NATO uruchamia art. 4. „Zdecydowaliśmy się podjąć dodatkowe kroki”
„Dziś przeprowadziliśmy konsultacje na podstawie art. 4 Traktatu Waszyngtońskiego. Zgodnie z naszym planem obronnym, aby chronić wszystkich sojuszników, zdecydowaliśmy się podjąć dodatkowe kroki w celu dalszego wzmocnienia odstraszania i obrony w całym Sojuszu. Nasze środki są i pozostają zapobiegawcze, proporcjonalne i nieeskalacyjne” – czytamy. Na wschodnią flankę mają zostać wysłane dodatkowe siły.

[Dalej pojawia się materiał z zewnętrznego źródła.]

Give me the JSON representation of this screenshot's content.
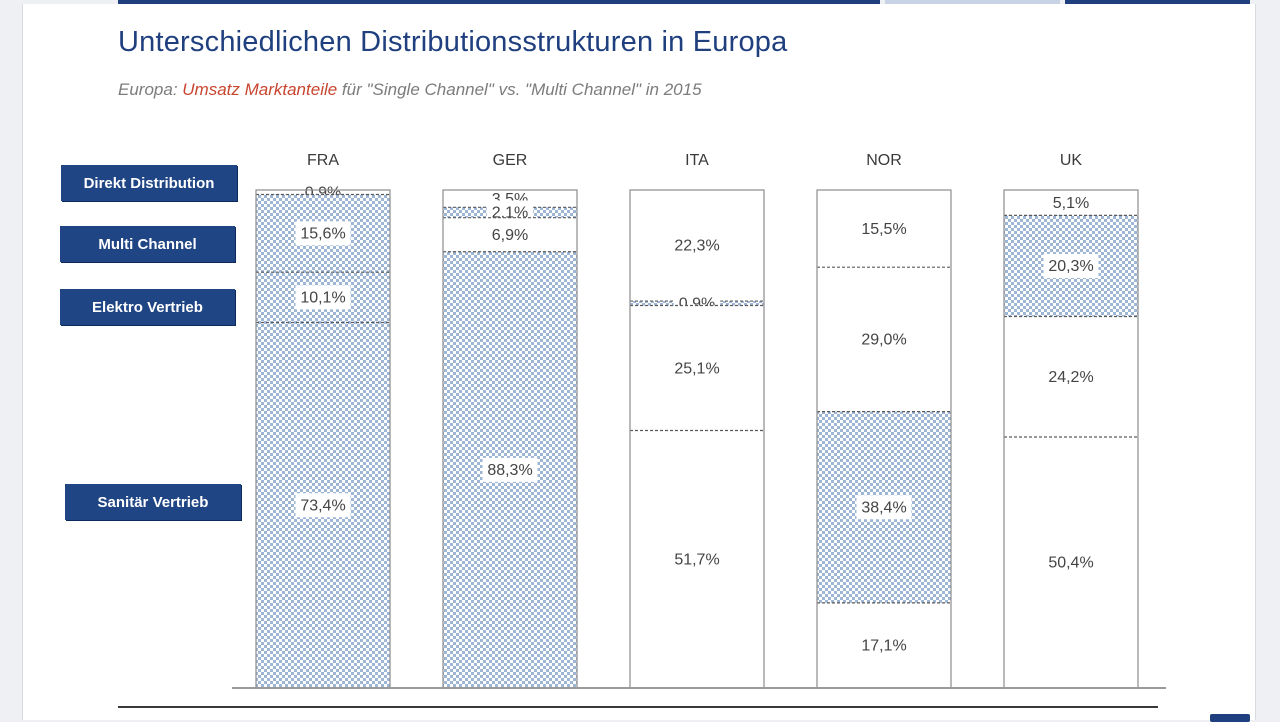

Polska wnioskowała o art. 4
O uruchomienie art. 4 wnioskowała m.in. Polska. Na konferencji prasowej w czwartek rano, w związku z agresją Rosji na Ukrainę, rzecznik polskiego rządu przekazał, że zostały wszczęte procedury, które są przewidziane w takich sytuacjach. – Przed chwilą została wydana dyspozycja do naszego stałego przedstawiciela przy NATO, o to, aby uruchomił art. 4 Traktatu Waszyngtońskiego, czyli wspólnego spotkania i monitorowania sytuacji – potencjalnego, ale możliwego rzeczywistego naruszenia granic sojuszu północnoatlantyckiego – podał Piotr Muller. – Będziemy domagać się tego, aby Rada Europejska, wszystkie państwa, nałożyły daleko idące sankcje wobec Rosji, aby odczuła to Rosja w sposób polityczny i ekonomiczny, by powstrzymać Putina przed aneksją kolejnego kraju – mówił. – Społeczność narodowa musi być jednomyślna i wysłać jeden sygnał – podkreślił.